Red Burnett of the Star noted that as Armstrong sat in the dressing room, he looked across the way to where rookie Mike Walton was shaving the shaft and blade of his hockey stick.

Players
Longtime Leafs captain George Armstrong (left) and 1967 rookie Mike Walton (right).

“I wonder how [Conn] Smythe and Hap Day would have acted if we’d tried those curved blade sticks in the days when I was a rookie,” mused Armstrong, although he knew that Walton was actually shaving his stick because he thought it was too heavy, not to try and deepen the curve.

“When Hap and Mr. Smythe were in charge, they insisted that every stick on the club weigh 23 ounces or better.” Armstrong explained that he didn’t like a heavy stick and would try to get by with a lighter one. However, “from time to time, Hap would take all the sticks out of the racks and weigh them. If you had a stick under 23 ounces, it was an automatic $25 fine. I paid a few fines before I got wise to the fact that you couldn’t fool the scales.”

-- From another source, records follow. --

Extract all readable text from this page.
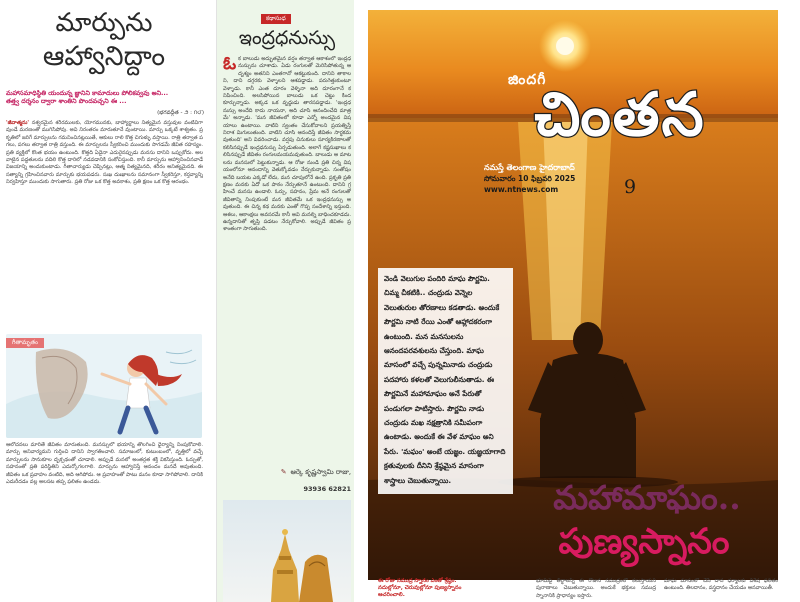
మార్పును
ఆహ్వానిద్దాం
మహాసమాధిస్థితి యందున్న జ్ఞానిని కామాదులు పోలికవ్వవు అని...
తత్త్వ దర్శనం ద్వారా శాంతిని పొందవచ్చని ఈ ...
(భగవద్గీత - ౨ : ౧౮)
'జీవాత్మను' నశ్వరమైన శరీరములకు, యోగమునకు, బాహ్యార్థాలు నిత్యమైన వస్తువుల వంటివిగా వుండే మరణంతో ముగిసిపోవు. అవి నిరంతరం మారుతూనే వుంటాయి. మార్పు ఒక్కటే శాశ్వతం. ప్రకృతిలో జరిగే మార్పులను గమనించినట్లయితే, ఆకులు రాలి కొత్త చిగుళ్ళు వస్తాయి. రాత్రి తర్వాత పగలు, పగలు తర్వాత రాత్రి వస్తుంది. ఈ మార్పులను స్వీకరించి ముందుకు సాగడమే జీవిత రహస్యం. ప్రతి వ్యక్తిలో కొంత భయం ఉంటుంది. కొత్తది ఏదైనా ఎదురైనప్పుడు మనసు దానిని ఒప్పుకోదు. అలవాటైన పద్ధతులను వదిలి కొత్త దారిలో నడవడానికి సంకోచిస్తుంది. కానీ మార్పును ఆహ్వానించినవాడే విజయాన్ని అందుకుంటాడు. గీతాచార్యుడు చెప్పినట్లు, ఆత్మ నిత్యమైనది, శరీరం అనిత్యమైనది. ఈ సత్యాన్ని గ్రహించినవారు మార్పుకు భయపడరు. సుఖ దుఃఖాలను సమానంగా స్వీకరిస్తూ, కర్తవ్యాన్ని నిర్వహిస్తూ ముందుకు సాగుతారు. ప్రతి రోజు ఒక కొత్త అవకాశం, ప్రతి క్షణం ఒక కొత్త ఆరంభం.
గీతామృతం
ఆలోచనలు మారితే జీవితం మారుతుంది. మనస్సులో భయాన్ని తొలగించి ధైర్యాన్ని నింపుకోవాలి. మార్పు అనివార్యమని గుర్తించి దానిని స్వాగతించాలి. సమాజంలో, కుటుంబంలో, వృత్తిలో వచ్చే మార్పులను సానుకూల దృక్పథంతో చూడాలి. అప్పుడే మనలో అంతర్గత శక్తి వికసిస్తుంది. ఓర్పుతో, సహనంతో ప్రతి పరిస్థితిని ఎదుర్కోగలగాలి. మార్పును ఆహ్వానిస్తే ఆనందం మనదే అవుతుంది. జీవితం ఒక ప్రవాహం వంటిది, అది ఆగిపోదు. ఆ ప్రవాహంతో పాటు మనం కూడా సాగిపోవాలి. దానికి ఎదురీదడం వల్ల అలసట తప్ప ఫలితం ఉండదు.
కథాసుధ
ఇంద్రధనుస్సు
ఓక బాలుడు అద్భుతమైన వర్షం తర్వాత ఆకాశంలో ఇంద్రధనుస్సును చూశాడు. ఏడు రంగులతో మెరిసిపోతున్న ఆ దృశ్యం అతనిని ఎంతగానో ఆకట్టుకుంది. దానిని తాకాలని, దాని దగ్గరకు వెళ్ళాలని ఆశపడ్డాడు. పరుగెత్తుకుంటూ వెళ్ళాడు. కానీ ఎంత దూరం వెళ్ళినా అది దూరంగానే కనిపించింది. అలసిపోయిన బాలుడు ఒక చెట్టు కింద కూర్చున్నాడు. అక్కడ ఒక వృద్ధుడు తారసపడ్డాడు. 'ఇంద్రధనుస్సు అందేది కాదు నాయనా, అది చూసి ఆనందించేది మాత్రమే' అన్నాడు. 'మన జీవితంలో కూడా ఎన్నో అందమైన విషయాలు ఉంటాయి. వాటిని స్వంతం చేసుకోవాలని ప్రయత్నిస్తే నిరాశ మిగులుతుంది. వాటిని చూసి ఆనందిస్తే జీవితం సార్థకమవుతుంది' అని వివరించాడు. వర్షపు చినుకులు సూర్యకిరణాలతో కలిసినప్పుడే ఇంద్రధనుస్సు ఏర్పడుతుంది. అలాగే కష్టసుఖాలు కలిసినప్పుడే జీవితం రంగులమయమవుతుంది. బాలుడు ఆ మాటలను మనసులో పెట్టుకున్నాడు. ఆ రోజు నుండి ప్రతి చిన్న విషయంలోనూ ఆనందాన్ని వెతుక్కోవడం నేర్చుకున్నాడు. సంతోషం అనేది బయట ఎక్కడో లేదు, మన చూపులోనే ఉంది. ప్రకృతి ప్రతి క్షణం మనకు ఏదో ఒక పాఠం నేర్పుతూనే ఉంటుంది. దానిని గ్రహించే మనసు ఉండాలి. ఓర్పు, సహనం, ప్రేమ అనే రంగులతో జీవితాన్ని నింపుకుంటే మన జీవితమే ఒక ఇంద్రధనుస్సు అవుతుంది. ఈ చిన్న కథ మనకు ఎంతో గొప్ప సందేశాన్ని ఇస్తుంది. ఆశలు, ఆకాంక్షలు అవసరమే కానీ అవి మనల్ని బాధించకూడదు. ఉన్నదానితో తృప్తి పడటం నేర్చుకోవాలి. అప్పుడే జీవితం ప్రశాంతంగా సాగుతుంది.
✎ ఆర్కె కృష్ణస్వామి రాజు,
93936 62821
జిందగీ
చింతన
నమస్తే తెలంగాణ హైదరాబాద్
సోమవారం 10 ఫిబ్రవరి 2025
www.ntnews.com	9
వెండి వెలుగుల పందిరి మాఘ పౌర్ణమి. చిమ్మ చీకటికి.. చంద్రుడు వెన్నెల వెలుతురుల తోరణాలు కడతాడు. అందుకే పౌర్ణమి నాటి రేయి ఎంతో ఆహ్లాదకరంగా ఉంటుంది. మన మనసులను ఆనందపరవశులను చేస్తుంది. మాఘ మాసంలో వచ్చే పున్నమినాడు చంద్రుడు పదహారు కళలతో వెలుగులీనుతాడు. ఈ పౌర్ణమినే మహామాఘం అనే పేరుతో పండుగలా పాటిస్తారు. పౌర్ణమి నాడు చంద్రుడు మఖ నక్షత్రానికి సమీపంగా ఉంటాడు. అందుకే ఈ వేళ మాఘం అని పేరు. 'మఘం' అంటే యజ్ఞం. యజ్ఞయాగాది క్రతువులకు దీనిని శ్రేష్ఠమైన మాసంగా శాస్త్రాలు చెబుతున్నాయి.	మహామాఘం..
పుణ్యస్నానం
ఈ రోజు సముద్ర స్నానం ఎంతో శ్రేష్ఠం. నదుల్లోనూ, చెరువుల్లోనూ పుణ్యస్నానం ఆచరించాలి.
భూమిపై తీర్థాలన్నీ ఈ రోజున సముద్రంలో కలుస్తాయని పురాణాలు చెబుతున్నాయి. అందుకే భక్తులు సముద్ర స్నానానికి ప్రాధాన్యం ఇస్తారు.
మాఘ మాసంలో చేసే దాన ధర్మాలకు విశేష ఫలితం ఉంటుంది. తిలదానం, వస్త్రదానం చేయడం ఆనవాయితీ.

Burnett relates that Smythe and Day had issued the order after Garth Boesch and Bill Barilko broke their sticks on the same sequence of plays, leaving the Leafs defence … well, defenceless.

That would have been between 1947 and 1950. “Times have changed,” Armstrong said. “Nowadays, the players have more say – and rightly so – in the type of equipment they use.”

Today, the average NHL sticks weighs about 400 to 515 grams. Converting 23 ounces into grams comes out to just a shade over 652. So, the sticks that Day and Smythe insisted on in the 1950s weighed as much as 50 percent more than the sticks of today. I’m sure that even with the shaving, Walton’s wooden stick was a lot closer to 23 ounces than it would be to the 400-gram composite sticks of today.

Personally, I have no comprehension of how the difference in weight and material effects shooting, but you only have to have watched a game in recent years to see how much faster players can fire the puck. Still, given the way even modern observers complain, you have to wonder what men like Conn Smythe and Hap Day would make of the fact that these $300-plus rocket-launchers seem to snap if you even look at them too hard!